Biodiversité: 1226 espèces d'oiseaux en danger

Afp - 19.05.08 | 16h57

Un oiseau sur huit est en danger, soit 1.226 espèces dans le monde, selon la dernière liste rouge de l'Union mondiale pour la nature (UICN) présentée lundi à Bonn, où se tient la convention de l'ONU sur la biodiversité.

La dernière mise à jour de la liste rouge de l'UICN révèle "pour la première fois l'impact du réchauffement climatique sur les oiseaux", a indiqué devant la presse Jane Smart, responsable du programme des espèces de l'UICN.

Elle a également pointé la déforestation liée au développement des agrocarburants.

Par rapport à la précédente liste qui datait de 2004, 26 espèces ont changé de catégorie, "24 d'entre elles vont plus mal" et 8 sont considérées comme "en danger critique d'extinction" , le plus haut degré de menace, a-t-elle indiqué.

En Australie, le passereau Queue-de-gaze du mallee (Stipiturus mallee), est en déclin très rapide et son habitat est maintenant tellement fragmenté qu'un seul feu de broussailles serait catastrophique, selon l'UICN.

Aux Galapagos, le Moqueur de Floreana (Nesomimus trifasciatus) dont il ne reste plus qu'une soixantaine d'individus, est à la merci de n'importe quel évènement climatique extrême, selon la responsable de l'UICN.

La déforestation en Nouvelle-Guinée, due à l'explosion de la demande d'huile de palme, menace l'existence d'un oiseau de proie, l'Autour de Mayr (Accipiter princeps), de l'archipel Bismarck .

Les bonnes nouvelles sont rares: seules deux espèces d'oiseaux voient leur situation s'améliorer à la suite de plans d'action locaux en leur faveur: il s'agit du Carpophage des Marquises (Ducula galeata) et du Kiwi d'Owen (Apteryx owenii).

Plus du quart de la faune mondiale a disparu en 35 ans

Afp - 16.05.08 | 19h40

Plus du quart de la faune mondiale a disparu depuis les années 70, a révélé une étude publiée vendredi par la Société zoologique de Londres en collaboration avec le Fonds mondial pour la nature (WWF).

Cette étude a observé l'évolution de quelque 1.400 espèces de poissons, amphibiens, reptiles, oiseaux ou mammifères pour conclure à un déclin de 27% de la faune entre 1970 et 2005.

La faune terrestre a reculé de 25%. La population animale en eau de mer a chuté de 28% et celle en eau douce de 29%, selon ce rapport.
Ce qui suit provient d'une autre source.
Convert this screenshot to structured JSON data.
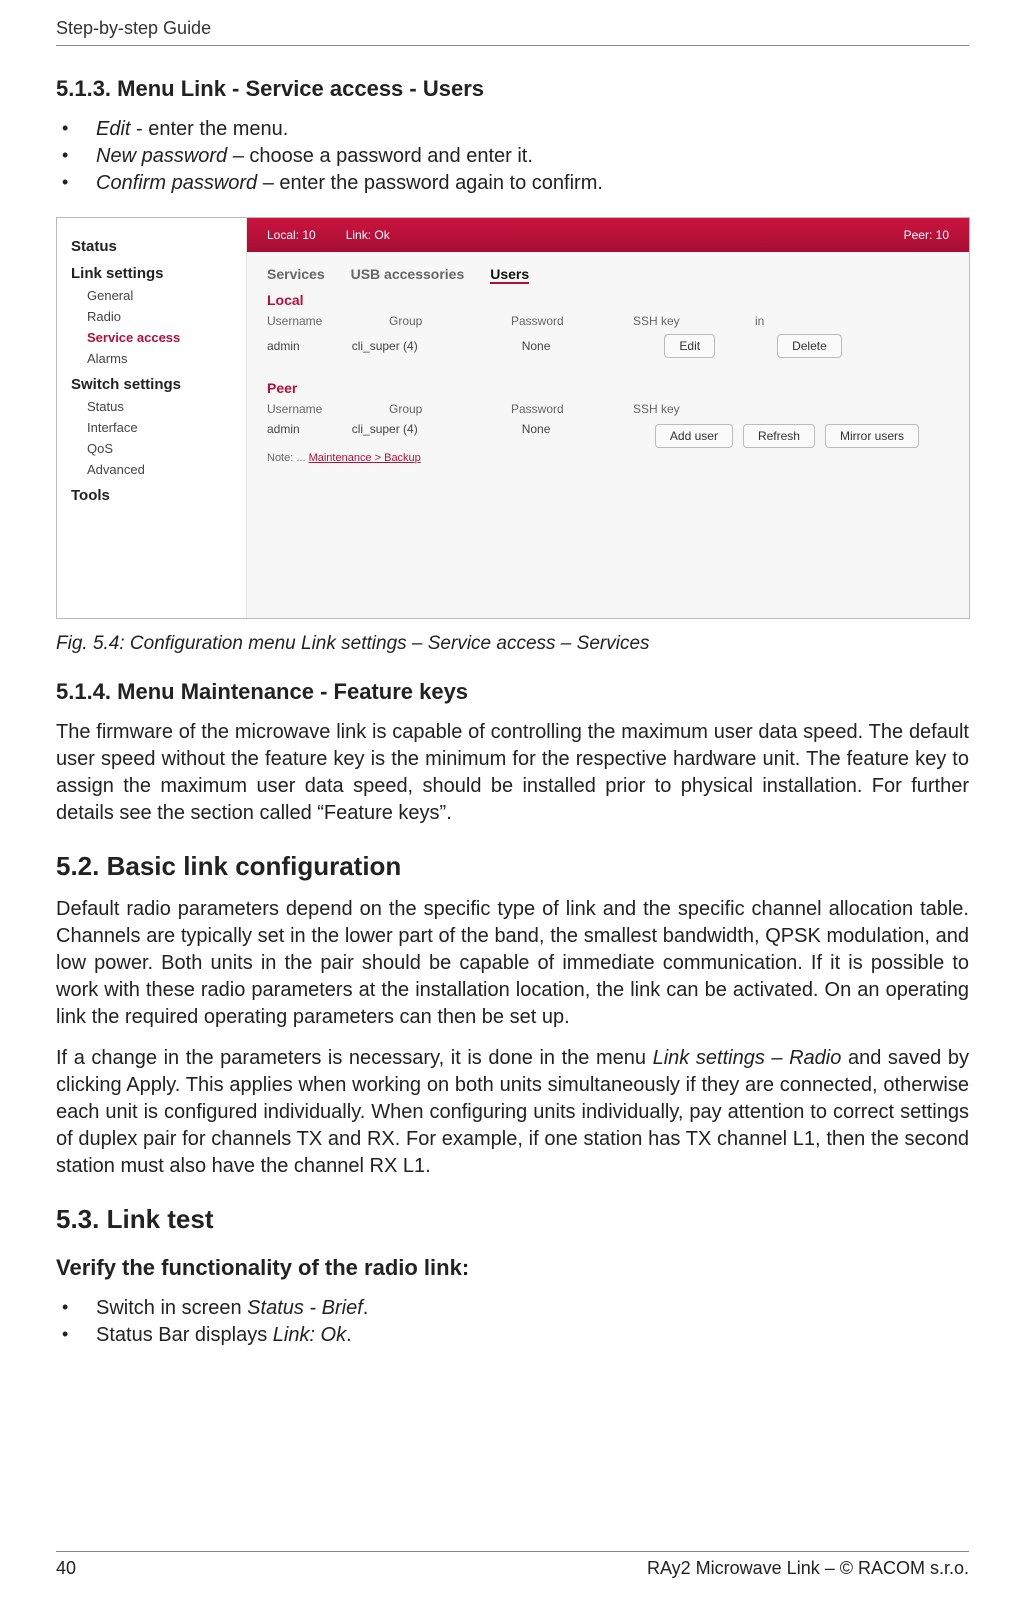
{
  "running_head": "Step-by-step Guide",
  "sec_513_title": "5.1.3. Menu Link - Service access - Users",
  "list_513": [
    {
      "term": "Edit",
      "sep": " - ",
      "desc": "enter the menu."
    },
    {
      "term": "New password",
      "sep": " – ",
      "desc": "choose a password and enter it."
    },
    {
      "term": "Confirm password",
      "sep": " – ",
      "desc": "enter the password again to confirm."
    }
  ],
  "shot": {
    "topbar": {
      "left": [
        "Local: 10",
        "Link: Ok"
      ],
      "right": [
        "Peer: 10"
      ]
    },
    "sidebar": {
      "groups": [
        {
          "head": "Status",
          "items": []
        },
        {
          "head": "Link settings",
          "items": [
            "General",
            "Radio",
            "Service access",
            "Alarms"
          ],
          "activeIndex": 2
        },
        {
          "head": "Switch settings",
          "items": [
            "Status",
            "Interface",
            "QoS",
            "Advanced"
          ]
        },
        {
          "head": "Tools",
          "items": []
        }
      ]
    },
    "tabs": [
      "Services",
      "USB accessories",
      "Users"
    ],
    "tab_active": 2,
    "local": {
      "title": "Local",
      "headers": [
        "Username",
        "Group",
        "Password",
        "SSH key",
        "in"
      ],
      "row": [
        "admin",
        "cli_super (4)",
        "",
        "None",
        ""
      ],
      "btns": [
        "Edit",
        "Delete"
      ]
    },
    "peer": {
      "title": "Peer",
      "headers": [
        "Username",
        "Group",
        "Password",
        "SSH key"
      ],
      "row": [
        "admin",
        "cli_super (4)",
        "",
        "None"
      ]
    },
    "note_pre": "Note: ... ",
    "note_link": "Maintenance > Backup",
    "buttons": [
      "Add user",
      "Refresh",
      "Mirror users"
    ]
  },
  "figcap": "Fig. 5.4: Configuration menu Link settings – Service access – Services",
  "sec_514_title": "5.1.4. Menu Maintenance - Feature keys",
  "p_514": "The firmware of the microwave link is capable of controlling the maximum user data speed. The default user speed without the feature key is the minimum for the respective hardware unit. The feature key to assign the maximum user data speed, should be installed prior to physical installation. For further details see the section called “Feature keys”.",
  "sec_52_title": "5.2. Basic link configuration",
  "p_52a": "Default radio parameters depend on the specific type of link and the specific channel allocation table. Channels are typically set in the lower part of the band, the smallest bandwidth, QPSK modulation, and low power. Both units in the pair should be capable of immediate communication. If it is possible to work with these radio parameters at the installation location, the link can be activated. On an operating link the required operating parameters can then be set up.",
  "p_52b_pre": "If a change in the parameters is necessary, it is done in the menu ",
  "p_52b_it": "Link settings – Radio",
  "p_52b_post": " and saved by clicking Apply. This applies when working on both units simultaneously if they are connected, otherwise each unit is configured individually. When configuring units individually, pay attention to correct settings of duplex pair for channels TX and RX. For example, if one station has TX channel L1, then the second station must also have the channel RX L1.",
  "sec_53_title": "5.3. Link test",
  "verify_title": "Verify the functionality of the radio link:",
  "list_53": [
    {
      "pre": "Switch in screen ",
      "it": "Status - Brief",
      "post": "."
    },
    {
      "pre": "Status Bar displays ",
      "it": "Link: Ok",
      "post": "."
    }
  ],
  "footer_left": "40",
  "footer_right": "RAy2 Microwave Link – © RACOM s.r.o."
}
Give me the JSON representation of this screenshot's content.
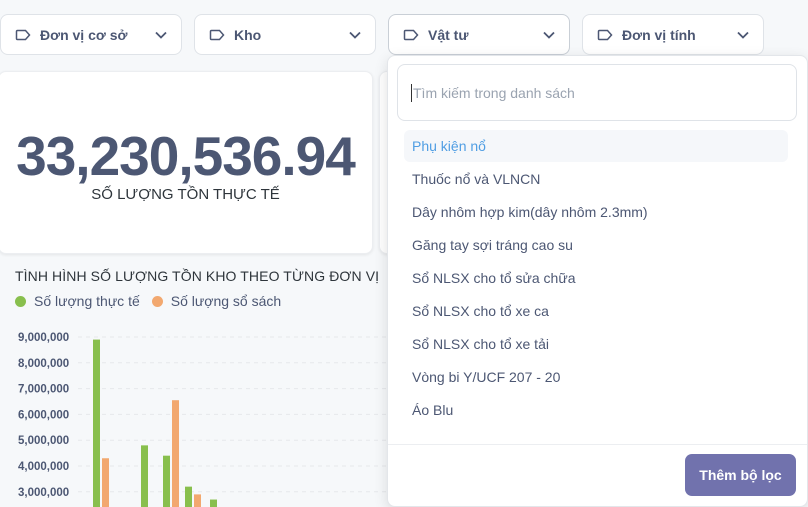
{
  "filters": [
    {
      "label": "Đơn vị cơ sở"
    },
    {
      "label": "Kho"
    },
    {
      "label": "Vật tư"
    },
    {
      "label": "Đơn vị tính"
    }
  ],
  "kpi": {
    "value": "33,230,536.94",
    "label": "SỐ LƯỢNG TỒN THỰC TẾ"
  },
  "chart": {
    "title": "TÌNH HÌNH SỐ LƯỢNG TỒN KHO THEO TỪNG ĐƠN VỊ",
    "legend": [
      {
        "name": "Số lượng thực tế",
        "color": "#88bf4d"
      },
      {
        "name": "Số lượng sổ sách",
        "color": "#f2a86f"
      }
    ]
  },
  "chart_data": {
    "type": "bar",
    "title": "TÌNH HÌNH SỐ LƯỢNG TỒN KHO THEO TỪNG ĐƠN VỊ",
    "yticks": [
      "9,000,000",
      "8,000,000",
      "7,000,000",
      "6,000,000",
      "5,000,000",
      "4,000,000",
      "3,000,000"
    ],
    "series": [
      {
        "name": "Số lượng thực tế",
        "color": "#88bf4d",
        "values": [
          8900000,
          4800000,
          4400000,
          3200000,
          2700000
        ]
      },
      {
        "name": "Số lượng sổ sách",
        "color": "#f2a86f",
        "values": [
          4300000,
          null,
          6550000,
          2900000,
          null
        ]
      }
    ],
    "grid": true,
    "legend_position": "top-left"
  },
  "dropdown": {
    "search_placeholder": "Tìm kiếm trong danh sách",
    "options": [
      "Phụ kiện nổ",
      "Thuốc nổ và VLNCN",
      "Dây nhôm hợp kim(dây nhôm 2.3mm)",
      "Găng tay sợi tráng cao su",
      "Sổ NLSX cho tổ sửa chữa",
      "Sổ NLSX cho tổ xe ca",
      "Sổ NLSX cho tổ xe tải",
      "Vòng bi Y/UCF 207 - 20",
      "Áo Blu"
    ],
    "selected_index": 0,
    "add_button_label": "Thêm bộ lọc"
  }
}
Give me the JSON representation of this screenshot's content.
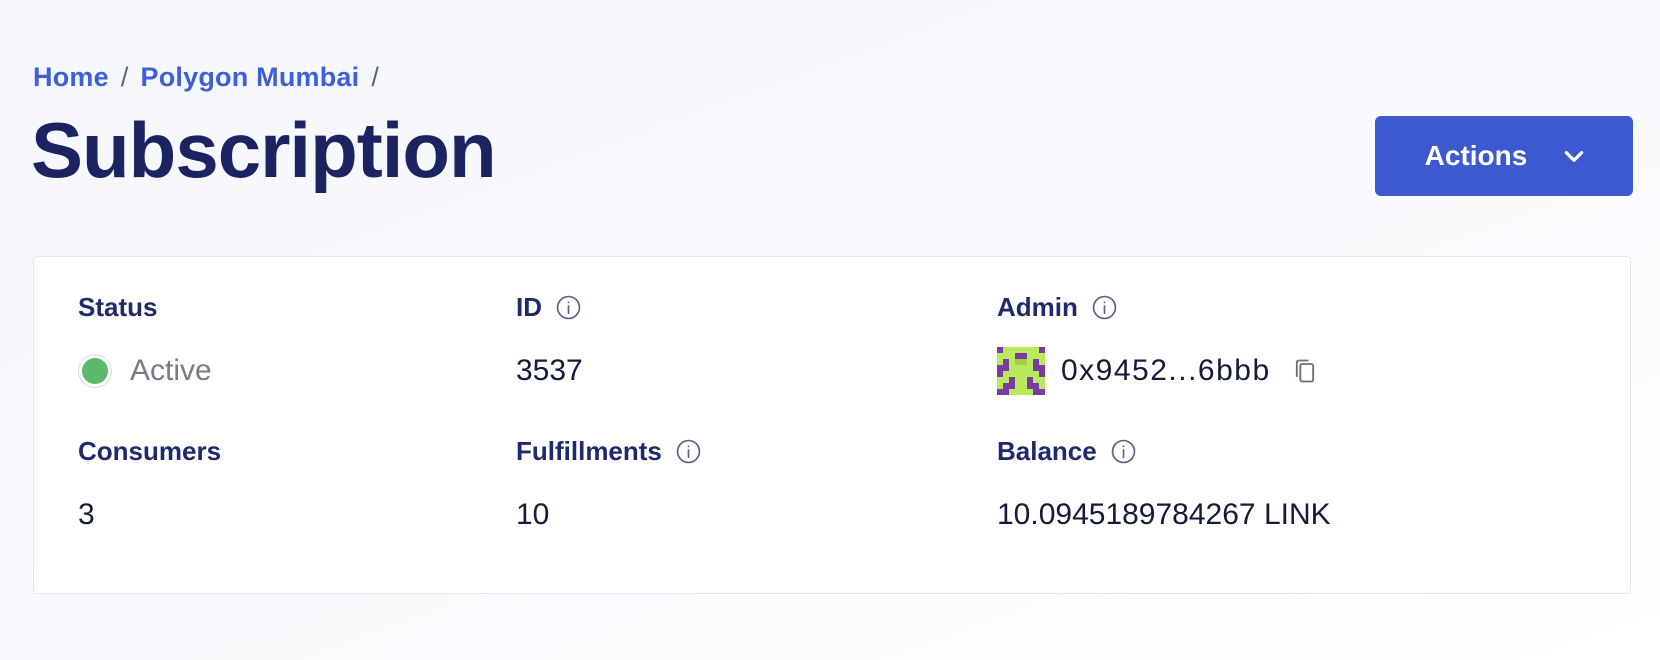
{
  "breadcrumb": {
    "items": [
      "Home",
      "Polygon Mumbai"
    ],
    "separator": "/"
  },
  "page": {
    "title": "Subscription"
  },
  "actions": {
    "label": "Actions",
    "icon": "chevron-down-icon"
  },
  "details": {
    "status": {
      "label": "Status",
      "value": "Active",
      "color": "#5bb86c"
    },
    "id": {
      "label": "ID",
      "value": "3537"
    },
    "admin": {
      "label": "Admin",
      "value": "0x9452...6bbb"
    },
    "consumers": {
      "label": "Consumers",
      "value": "3"
    },
    "fulfillments": {
      "label": "Fulfillments",
      "value": "10"
    },
    "balance": {
      "label": "Balance",
      "value": "10.0945189784267 LINK"
    }
  },
  "colors": {
    "accent": "#3c59cf",
    "link": "#3d5fd8",
    "heading": "#1b2461",
    "status_active": "#5bb86c"
  }
}
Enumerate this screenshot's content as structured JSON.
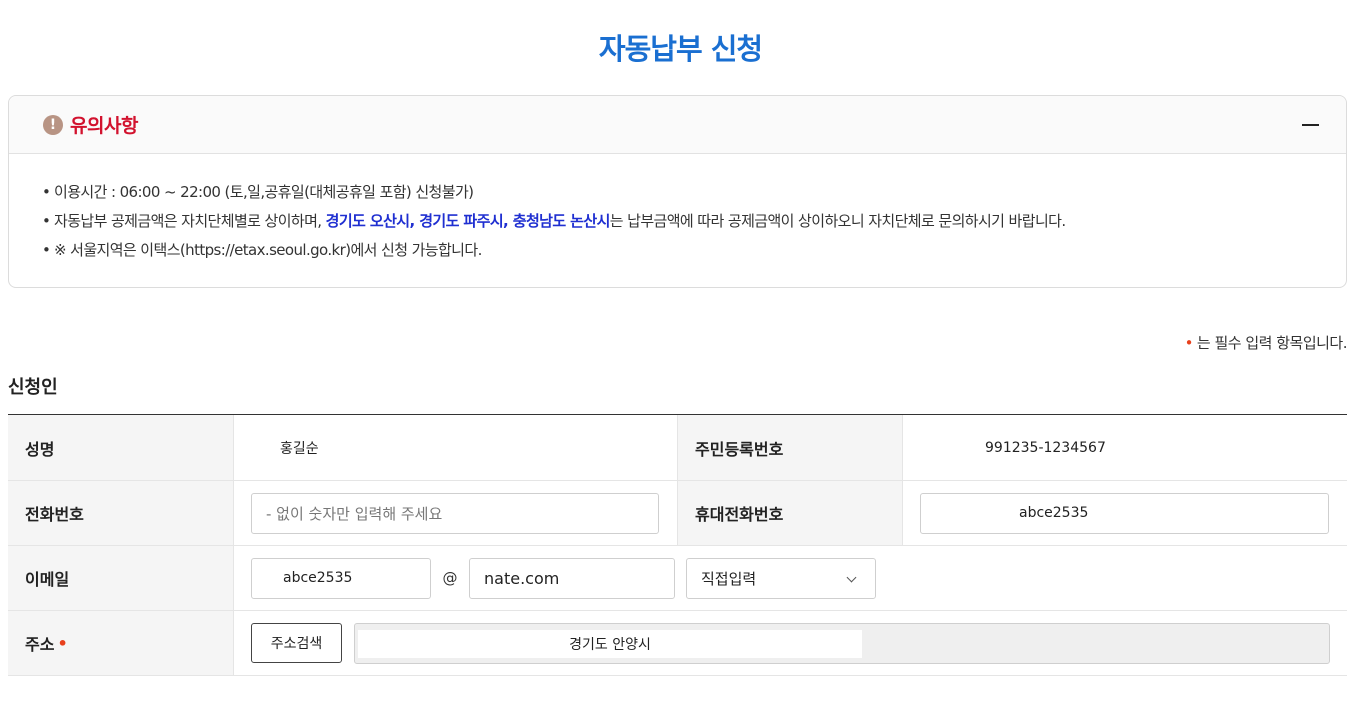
{
  "page": {
    "title": "자동납부 신청"
  },
  "notice": {
    "title": "유의사항",
    "warn_symbol": "!",
    "line1": "이용시간 : 06:00 ~ 22:00 (토,일,공휴일(대체공휴일 포함) 신청불가)",
    "line2_pre": "자동납부 공제금액은 자치단체별로 상이하며, ",
    "line2_highlight": "경기도 오산시, 경기도 파주시, 충청남도 논산시",
    "line2_post": "는 납부금액에 따라 공제금액이 상이하오니 자치단체로 문의하시기 바랍니다.",
    "line3": "※ 서울지역은 이택스(https://etax.seoul.go.kr)에서 신청 가능합니다.",
    "bullet": "•",
    "colors": {
      "title": "#d2122e",
      "highlight": "#1f2fd1",
      "icon": "#b89484"
    }
  },
  "required_note": {
    "dot": "•",
    "text": "는 필수 입력 항목입니다."
  },
  "section": {
    "title": "신청인"
  },
  "form": {
    "name_label": "성명",
    "name_value": "홍길순",
    "rrn_label": "주민등록번호",
    "rrn_value": "991235-1234567",
    "phone_label": "전화번호",
    "phone_placeholder": "- 없이 숫자만 입력해 주세요",
    "mobile_label": "휴대전화번호",
    "mobile_value": "abce2535",
    "email_label": "이메일",
    "email_id": "abce2535",
    "email_at": "@",
    "email_domain": "nate.com",
    "email_select": "직접입력",
    "address_label": "주소",
    "address_required_dot": "•",
    "address_search_button": "주소검색",
    "address_value": "경기도 안양시"
  },
  "colors": {
    "accent": "#1a6fd1",
    "required": "#e8401c"
  }
}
L'être humain contribue à la disparition d'environ 1% des espèces animales chaque année, selon le rapport, qui souligne qu'un des "grands épisodes d'extinction" de l'histoire est en cours.

La pollution, l'agriculture, l'expansion urbaine, le recours excessif à la pêche et la chasse, sont les raisons citées pour expliquer cette tendance.

"La réduction de la biodiversité signifie que des millions de personnes font face à un avenir où les réserves en nourriture seront plus vulnérables aux insectes et maladies, et où l'eau sera disponible en quantité faible et irrégulière", a déploré James Leape, le directeur général du WWF.

"Personne ne peut échapper à l'impact de la réduction de la biodiversité sur nos vies parce que cela se traduit très clairement par moins de nouveaux médicaments, une plus grande vulnérabilité aux désastres naturels et des effets accrus sur le réchauffement climatique", a-t-il ajouté.

Ce déclin intervient à une époque où les êtres humains consomment chaque jour plus de ressources naturelles, et où ils utilisent 25% de plus que ce que la nature peut remplacer, selon l'étude.

Ce rapport précède la convention de l'ONU sur la biodiversité qui se tiendra la semaine prochaine à Bonn (Allemagne).